Healthy men "don't need prostate screening"

Healthy men "don't need prostate screening"
PHOTO: Healthy men "don't need prostate screening"

WASHINGTON - Routine screening for prostate cancer does not help save the lives of healthy men and often triggers the need for more tests and treatments, a US government health panel said on Friday.

The US Preventive Services Task Force's draft recommendations, which will be open to public comment on Tuesday, are likely to face a push back from advocates of the PSA blood test as well as from drug makers and doctors who benefit from the now-lucrative screening industry.

Based on the results of five clinical trials, the recommendation to avoid a prostate-specific antigen (PSA) test -- which measures the level of the protein in the blood - applies to healthy men of all ages without suspicious symptoms.

But it could have an especially dramatic impact on the care for men aged 50 and older, who are routinely administered the PSA test.

"The low specificity of the PSA test coupled with its inability to distinguish indolent from aggressive tumours means that a substantial number of men are being over diagnosed with prostate cancer," the task force said.

"If any benefit does exist, it is very small after 10 years," it added, citing two major trials in Europe and the United States on the value of PSA testing.

The task force also found no evidence that other forms of screening, such as an ultrasound or digital rectal exam or ultrasound, are effective.

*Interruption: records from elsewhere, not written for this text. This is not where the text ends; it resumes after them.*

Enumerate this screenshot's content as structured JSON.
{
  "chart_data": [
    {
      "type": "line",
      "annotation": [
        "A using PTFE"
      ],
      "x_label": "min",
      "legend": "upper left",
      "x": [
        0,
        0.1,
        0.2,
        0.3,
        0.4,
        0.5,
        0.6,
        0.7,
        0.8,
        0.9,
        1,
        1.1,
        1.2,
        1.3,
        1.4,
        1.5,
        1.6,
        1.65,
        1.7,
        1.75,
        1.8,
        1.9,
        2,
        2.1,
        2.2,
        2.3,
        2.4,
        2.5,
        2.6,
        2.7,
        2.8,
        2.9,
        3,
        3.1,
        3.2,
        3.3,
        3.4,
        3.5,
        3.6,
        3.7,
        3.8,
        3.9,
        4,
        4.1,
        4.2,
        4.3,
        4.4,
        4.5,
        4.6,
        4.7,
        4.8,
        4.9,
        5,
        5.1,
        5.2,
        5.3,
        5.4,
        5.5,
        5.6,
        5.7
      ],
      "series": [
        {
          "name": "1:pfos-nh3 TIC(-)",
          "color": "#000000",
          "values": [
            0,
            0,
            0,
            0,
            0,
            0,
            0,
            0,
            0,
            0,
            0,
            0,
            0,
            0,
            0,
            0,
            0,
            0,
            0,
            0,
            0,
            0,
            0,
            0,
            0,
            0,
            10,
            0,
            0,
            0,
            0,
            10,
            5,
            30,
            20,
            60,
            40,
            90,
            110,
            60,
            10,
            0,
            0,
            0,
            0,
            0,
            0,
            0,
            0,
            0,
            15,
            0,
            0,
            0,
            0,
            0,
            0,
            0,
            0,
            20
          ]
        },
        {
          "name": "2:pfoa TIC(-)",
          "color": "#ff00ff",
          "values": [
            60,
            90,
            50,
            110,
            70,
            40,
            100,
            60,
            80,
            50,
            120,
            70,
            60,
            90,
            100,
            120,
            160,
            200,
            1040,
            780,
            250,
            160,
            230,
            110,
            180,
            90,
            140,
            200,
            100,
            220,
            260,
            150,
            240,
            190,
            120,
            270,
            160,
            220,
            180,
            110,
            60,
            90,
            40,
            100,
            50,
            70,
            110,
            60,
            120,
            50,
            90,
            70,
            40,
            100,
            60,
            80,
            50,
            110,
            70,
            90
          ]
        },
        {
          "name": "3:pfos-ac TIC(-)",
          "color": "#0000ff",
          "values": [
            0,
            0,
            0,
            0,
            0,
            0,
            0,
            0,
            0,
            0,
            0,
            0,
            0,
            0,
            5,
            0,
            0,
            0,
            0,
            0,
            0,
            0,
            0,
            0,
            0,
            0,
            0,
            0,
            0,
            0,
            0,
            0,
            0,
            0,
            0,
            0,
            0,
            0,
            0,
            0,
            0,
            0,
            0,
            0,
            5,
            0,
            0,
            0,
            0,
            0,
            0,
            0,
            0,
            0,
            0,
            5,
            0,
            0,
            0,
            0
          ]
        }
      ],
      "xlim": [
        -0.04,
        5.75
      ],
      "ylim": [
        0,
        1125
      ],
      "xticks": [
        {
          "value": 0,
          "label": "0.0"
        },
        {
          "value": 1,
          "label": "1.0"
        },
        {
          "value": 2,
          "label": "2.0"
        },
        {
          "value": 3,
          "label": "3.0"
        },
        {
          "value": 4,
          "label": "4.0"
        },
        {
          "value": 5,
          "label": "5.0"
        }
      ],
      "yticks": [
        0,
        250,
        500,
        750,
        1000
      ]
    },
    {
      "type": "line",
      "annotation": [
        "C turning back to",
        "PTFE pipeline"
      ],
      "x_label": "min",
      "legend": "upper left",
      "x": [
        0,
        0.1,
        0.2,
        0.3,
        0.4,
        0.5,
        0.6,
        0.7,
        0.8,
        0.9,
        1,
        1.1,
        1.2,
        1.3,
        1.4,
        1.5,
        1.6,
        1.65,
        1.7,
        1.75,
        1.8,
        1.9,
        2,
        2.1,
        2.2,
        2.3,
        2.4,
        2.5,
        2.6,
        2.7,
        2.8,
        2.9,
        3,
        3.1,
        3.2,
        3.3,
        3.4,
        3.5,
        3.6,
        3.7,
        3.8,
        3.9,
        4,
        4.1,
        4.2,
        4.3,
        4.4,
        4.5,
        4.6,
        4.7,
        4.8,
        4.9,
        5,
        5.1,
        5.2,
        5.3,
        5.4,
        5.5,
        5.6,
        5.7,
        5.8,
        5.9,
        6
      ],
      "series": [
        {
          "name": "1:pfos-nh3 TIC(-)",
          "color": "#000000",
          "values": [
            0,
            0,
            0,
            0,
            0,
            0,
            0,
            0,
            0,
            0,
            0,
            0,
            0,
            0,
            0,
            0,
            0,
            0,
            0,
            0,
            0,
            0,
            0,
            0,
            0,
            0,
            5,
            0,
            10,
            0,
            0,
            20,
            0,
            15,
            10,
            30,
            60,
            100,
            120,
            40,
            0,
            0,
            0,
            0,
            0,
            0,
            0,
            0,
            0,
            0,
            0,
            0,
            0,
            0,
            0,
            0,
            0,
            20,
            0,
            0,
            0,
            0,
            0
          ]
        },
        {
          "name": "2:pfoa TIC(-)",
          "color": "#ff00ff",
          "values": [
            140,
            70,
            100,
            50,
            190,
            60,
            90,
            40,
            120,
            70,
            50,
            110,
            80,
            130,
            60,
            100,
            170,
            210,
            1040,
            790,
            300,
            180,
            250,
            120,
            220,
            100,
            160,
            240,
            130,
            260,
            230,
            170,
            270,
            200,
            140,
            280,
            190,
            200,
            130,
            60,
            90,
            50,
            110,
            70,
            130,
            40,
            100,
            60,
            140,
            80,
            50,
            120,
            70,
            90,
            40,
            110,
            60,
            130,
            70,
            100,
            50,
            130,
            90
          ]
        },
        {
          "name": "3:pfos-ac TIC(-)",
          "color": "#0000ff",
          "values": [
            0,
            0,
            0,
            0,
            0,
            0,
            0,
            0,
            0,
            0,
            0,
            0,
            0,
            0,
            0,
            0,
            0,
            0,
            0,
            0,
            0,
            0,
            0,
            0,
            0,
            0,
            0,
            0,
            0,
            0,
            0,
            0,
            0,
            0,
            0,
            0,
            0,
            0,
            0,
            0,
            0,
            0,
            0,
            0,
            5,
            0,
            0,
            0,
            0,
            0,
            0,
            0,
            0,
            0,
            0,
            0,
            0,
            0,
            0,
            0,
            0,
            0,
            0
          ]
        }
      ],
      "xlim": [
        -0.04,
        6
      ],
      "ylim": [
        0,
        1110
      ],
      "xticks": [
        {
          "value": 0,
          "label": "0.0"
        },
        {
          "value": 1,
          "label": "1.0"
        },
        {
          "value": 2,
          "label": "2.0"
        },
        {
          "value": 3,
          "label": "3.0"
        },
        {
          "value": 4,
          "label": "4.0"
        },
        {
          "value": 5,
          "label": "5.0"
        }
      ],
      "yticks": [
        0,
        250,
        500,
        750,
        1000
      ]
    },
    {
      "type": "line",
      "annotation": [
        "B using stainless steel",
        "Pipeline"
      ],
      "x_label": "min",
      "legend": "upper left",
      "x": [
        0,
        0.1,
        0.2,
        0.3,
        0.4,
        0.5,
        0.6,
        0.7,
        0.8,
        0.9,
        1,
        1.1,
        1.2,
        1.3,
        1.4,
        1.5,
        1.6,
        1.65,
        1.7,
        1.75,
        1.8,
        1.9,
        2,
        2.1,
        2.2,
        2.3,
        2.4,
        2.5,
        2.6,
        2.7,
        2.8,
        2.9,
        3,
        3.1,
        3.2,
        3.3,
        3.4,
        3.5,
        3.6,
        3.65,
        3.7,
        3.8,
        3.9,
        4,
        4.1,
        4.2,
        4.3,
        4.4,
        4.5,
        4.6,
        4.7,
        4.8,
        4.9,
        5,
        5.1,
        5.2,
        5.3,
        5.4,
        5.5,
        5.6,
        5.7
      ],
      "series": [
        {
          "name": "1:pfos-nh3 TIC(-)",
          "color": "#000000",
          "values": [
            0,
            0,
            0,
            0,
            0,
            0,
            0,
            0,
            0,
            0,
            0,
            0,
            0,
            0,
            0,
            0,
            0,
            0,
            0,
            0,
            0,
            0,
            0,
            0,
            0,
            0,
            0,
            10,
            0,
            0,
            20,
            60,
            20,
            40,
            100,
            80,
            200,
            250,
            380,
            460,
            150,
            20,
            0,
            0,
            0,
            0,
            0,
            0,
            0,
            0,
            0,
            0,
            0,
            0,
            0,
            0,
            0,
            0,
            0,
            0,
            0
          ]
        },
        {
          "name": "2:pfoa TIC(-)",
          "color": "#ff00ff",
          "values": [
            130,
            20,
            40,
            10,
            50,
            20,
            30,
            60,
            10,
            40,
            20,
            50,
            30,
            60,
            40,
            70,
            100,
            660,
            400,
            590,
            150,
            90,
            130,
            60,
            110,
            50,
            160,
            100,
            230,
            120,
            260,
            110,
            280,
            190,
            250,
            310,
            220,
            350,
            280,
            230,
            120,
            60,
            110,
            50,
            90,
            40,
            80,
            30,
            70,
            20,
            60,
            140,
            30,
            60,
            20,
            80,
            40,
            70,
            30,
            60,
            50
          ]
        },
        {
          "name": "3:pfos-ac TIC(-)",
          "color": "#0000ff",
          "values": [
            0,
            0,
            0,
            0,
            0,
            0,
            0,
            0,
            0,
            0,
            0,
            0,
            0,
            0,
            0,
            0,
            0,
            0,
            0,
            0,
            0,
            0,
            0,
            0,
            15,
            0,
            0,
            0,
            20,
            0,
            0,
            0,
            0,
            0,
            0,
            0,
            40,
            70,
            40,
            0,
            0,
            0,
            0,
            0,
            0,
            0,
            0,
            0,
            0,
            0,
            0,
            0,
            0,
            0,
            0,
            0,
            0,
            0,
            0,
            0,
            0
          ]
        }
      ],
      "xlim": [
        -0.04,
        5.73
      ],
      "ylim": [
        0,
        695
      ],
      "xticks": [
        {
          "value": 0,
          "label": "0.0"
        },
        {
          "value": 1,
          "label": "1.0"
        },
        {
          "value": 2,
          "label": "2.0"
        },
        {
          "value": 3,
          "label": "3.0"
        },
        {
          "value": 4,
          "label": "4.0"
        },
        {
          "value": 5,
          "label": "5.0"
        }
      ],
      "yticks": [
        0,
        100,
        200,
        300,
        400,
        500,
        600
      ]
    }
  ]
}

It did not examine whether testing was beneficial to men who have already been treated for the disease or who show suspicious symptoms.

One million men who had had the PSA test and would otherwise not have been treated got surgery, radiation therapy or a combination of both between 1986 and 2005, the task force said.

It pointed to evidence suggesting that up to five in 1,000 men will die within a month of prostate cancer surgery and between 10 and 70 in 1,000 men will suffer from serious complications.

"Radiotherapy and surgery result in adverse effects," the task force added, noting that 200 to 300 in 1,000 men treated with such therapies have urinary incontinence or impotence.

An estimated 217,730 men in the United States were diagnosed with prostate cancer and 32,050 died last year of the second most common form of cancer in men after skin cancer.

But the task force noted that most men with the cancer only have "microscopic, well-differentiated lesions that are unlikely to be of clinical importance."